The efficiency of capital utilization has instantaneously increased by 50 times.
2. Who benefits?
For regulated licensed institutions like Goldman Sachs, JPMorgan, or Robinhood, previously a 100% discount rate for institutions meant that allocating stablecoins was a form of self-harm. After the modification, allocating stablecoins has almost no burden for institutions; it becomes an option that can be configured whenever needed.
This result will raise the ceiling for compliant payment-type stablecoins, as both USDC and USD1 currently have the potential to profit.

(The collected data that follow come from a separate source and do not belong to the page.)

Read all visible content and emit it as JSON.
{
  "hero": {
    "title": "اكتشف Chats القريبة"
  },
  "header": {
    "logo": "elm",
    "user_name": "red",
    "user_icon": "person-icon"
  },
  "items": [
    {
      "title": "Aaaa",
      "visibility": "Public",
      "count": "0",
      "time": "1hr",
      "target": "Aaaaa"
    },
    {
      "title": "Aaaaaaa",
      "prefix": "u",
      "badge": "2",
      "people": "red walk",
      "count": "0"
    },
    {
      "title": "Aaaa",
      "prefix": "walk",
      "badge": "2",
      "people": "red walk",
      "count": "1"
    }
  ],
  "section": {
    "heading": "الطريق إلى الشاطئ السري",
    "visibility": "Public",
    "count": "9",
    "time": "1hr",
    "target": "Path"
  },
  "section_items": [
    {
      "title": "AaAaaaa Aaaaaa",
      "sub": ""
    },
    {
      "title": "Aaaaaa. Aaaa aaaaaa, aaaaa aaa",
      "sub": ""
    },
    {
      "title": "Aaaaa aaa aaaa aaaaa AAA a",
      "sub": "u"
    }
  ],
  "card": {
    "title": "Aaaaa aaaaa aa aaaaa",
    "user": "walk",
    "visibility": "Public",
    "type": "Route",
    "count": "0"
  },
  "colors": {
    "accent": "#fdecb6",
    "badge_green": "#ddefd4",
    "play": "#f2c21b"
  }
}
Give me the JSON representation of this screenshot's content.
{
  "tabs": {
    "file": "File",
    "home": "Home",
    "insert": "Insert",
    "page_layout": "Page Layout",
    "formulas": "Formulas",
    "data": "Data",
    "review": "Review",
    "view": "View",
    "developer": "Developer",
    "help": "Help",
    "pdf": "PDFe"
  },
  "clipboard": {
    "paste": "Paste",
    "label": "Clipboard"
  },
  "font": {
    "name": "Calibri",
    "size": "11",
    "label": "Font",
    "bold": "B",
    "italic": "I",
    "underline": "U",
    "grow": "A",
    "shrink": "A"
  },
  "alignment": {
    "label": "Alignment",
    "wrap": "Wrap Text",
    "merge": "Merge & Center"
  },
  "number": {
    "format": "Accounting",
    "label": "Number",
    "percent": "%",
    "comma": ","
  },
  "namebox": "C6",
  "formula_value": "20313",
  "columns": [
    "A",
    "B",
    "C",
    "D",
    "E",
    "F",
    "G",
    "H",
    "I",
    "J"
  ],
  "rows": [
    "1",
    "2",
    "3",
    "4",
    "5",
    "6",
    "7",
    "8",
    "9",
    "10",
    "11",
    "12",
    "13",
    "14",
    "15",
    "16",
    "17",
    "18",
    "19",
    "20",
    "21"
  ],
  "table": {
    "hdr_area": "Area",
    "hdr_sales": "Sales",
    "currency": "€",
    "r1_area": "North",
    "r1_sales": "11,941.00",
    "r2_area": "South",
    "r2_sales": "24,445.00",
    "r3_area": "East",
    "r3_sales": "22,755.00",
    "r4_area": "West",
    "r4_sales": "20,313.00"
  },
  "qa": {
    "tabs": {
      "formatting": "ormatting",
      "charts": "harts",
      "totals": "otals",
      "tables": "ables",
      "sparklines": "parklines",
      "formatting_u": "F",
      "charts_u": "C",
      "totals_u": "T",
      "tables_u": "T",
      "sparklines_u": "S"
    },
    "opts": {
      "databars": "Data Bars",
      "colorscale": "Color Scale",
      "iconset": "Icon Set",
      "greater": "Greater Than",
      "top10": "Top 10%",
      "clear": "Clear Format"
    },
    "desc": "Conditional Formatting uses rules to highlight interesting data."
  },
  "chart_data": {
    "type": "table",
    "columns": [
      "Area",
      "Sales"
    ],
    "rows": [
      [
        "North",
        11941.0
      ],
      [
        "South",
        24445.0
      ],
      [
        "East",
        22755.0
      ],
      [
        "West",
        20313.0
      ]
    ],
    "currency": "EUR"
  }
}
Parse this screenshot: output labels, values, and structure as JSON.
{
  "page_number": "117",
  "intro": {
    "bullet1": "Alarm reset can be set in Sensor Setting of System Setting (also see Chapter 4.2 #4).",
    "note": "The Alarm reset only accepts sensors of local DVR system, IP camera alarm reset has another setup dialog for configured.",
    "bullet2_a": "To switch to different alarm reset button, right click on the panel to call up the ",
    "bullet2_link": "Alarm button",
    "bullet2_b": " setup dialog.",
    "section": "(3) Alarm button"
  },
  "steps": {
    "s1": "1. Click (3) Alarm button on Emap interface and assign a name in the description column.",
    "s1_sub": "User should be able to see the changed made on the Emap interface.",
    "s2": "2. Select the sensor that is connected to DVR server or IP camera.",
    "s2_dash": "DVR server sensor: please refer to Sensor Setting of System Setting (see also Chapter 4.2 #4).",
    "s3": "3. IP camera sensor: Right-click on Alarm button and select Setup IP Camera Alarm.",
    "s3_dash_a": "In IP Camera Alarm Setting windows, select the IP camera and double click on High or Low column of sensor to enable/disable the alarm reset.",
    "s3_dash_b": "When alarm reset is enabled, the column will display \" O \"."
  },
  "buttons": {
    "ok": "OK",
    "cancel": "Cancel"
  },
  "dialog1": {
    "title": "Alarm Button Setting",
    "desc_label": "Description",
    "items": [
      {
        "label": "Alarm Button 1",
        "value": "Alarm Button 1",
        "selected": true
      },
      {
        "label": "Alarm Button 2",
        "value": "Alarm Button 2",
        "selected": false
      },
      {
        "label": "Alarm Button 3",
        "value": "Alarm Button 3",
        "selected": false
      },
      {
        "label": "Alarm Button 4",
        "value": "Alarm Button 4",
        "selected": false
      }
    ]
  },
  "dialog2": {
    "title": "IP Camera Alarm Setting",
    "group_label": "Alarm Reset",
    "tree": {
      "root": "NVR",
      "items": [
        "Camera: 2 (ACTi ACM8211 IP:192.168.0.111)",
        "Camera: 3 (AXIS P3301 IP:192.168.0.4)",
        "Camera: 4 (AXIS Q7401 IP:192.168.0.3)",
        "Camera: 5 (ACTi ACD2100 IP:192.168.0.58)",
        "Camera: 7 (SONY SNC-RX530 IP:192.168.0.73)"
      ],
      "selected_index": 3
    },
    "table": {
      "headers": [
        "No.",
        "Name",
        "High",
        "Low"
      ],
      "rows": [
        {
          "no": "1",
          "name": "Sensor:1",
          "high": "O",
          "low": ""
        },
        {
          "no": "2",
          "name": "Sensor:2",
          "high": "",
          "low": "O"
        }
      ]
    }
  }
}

Especially in RWA and on-chain settlements, for example, the New York Stock Exchange conducts 7x24 small era tokenized US stock trading, allowing institutions to directly conduct instant settlements and collateral transfers using stablecoins, without worrying about occupying double funds due to holding large amounts of stablecoins.
3. When to execute?
Currently, it is not an official change in rules by the SEC, but rather a staff-level 'no objection' stance. Legal certainty will depend on whether it can enter formal regulations in the future.
Moreover, not all stablecoins can be adopted; only payment-type stablecoins are exclusive, primarily the compliant stablecoins marked in the recently passed stablecoin bill. For example, USDC and USD1 that I mentioned earlier are among the possible ones.
Overall, the significance of this matter lies not in the short-term price of the currency, but in the friendliness of the balance sheet. Whether stablecoins can expand institutionally is never about how lively it is on-chain, but rather how it appears on the balance sheets of compliant institutions.
If this plan can ultimately be written into formal regulations, it means that stablecoins have truly entered a phase of institutional prosperity, and Wall Street's funds can reside on-chain with lower compliance costs.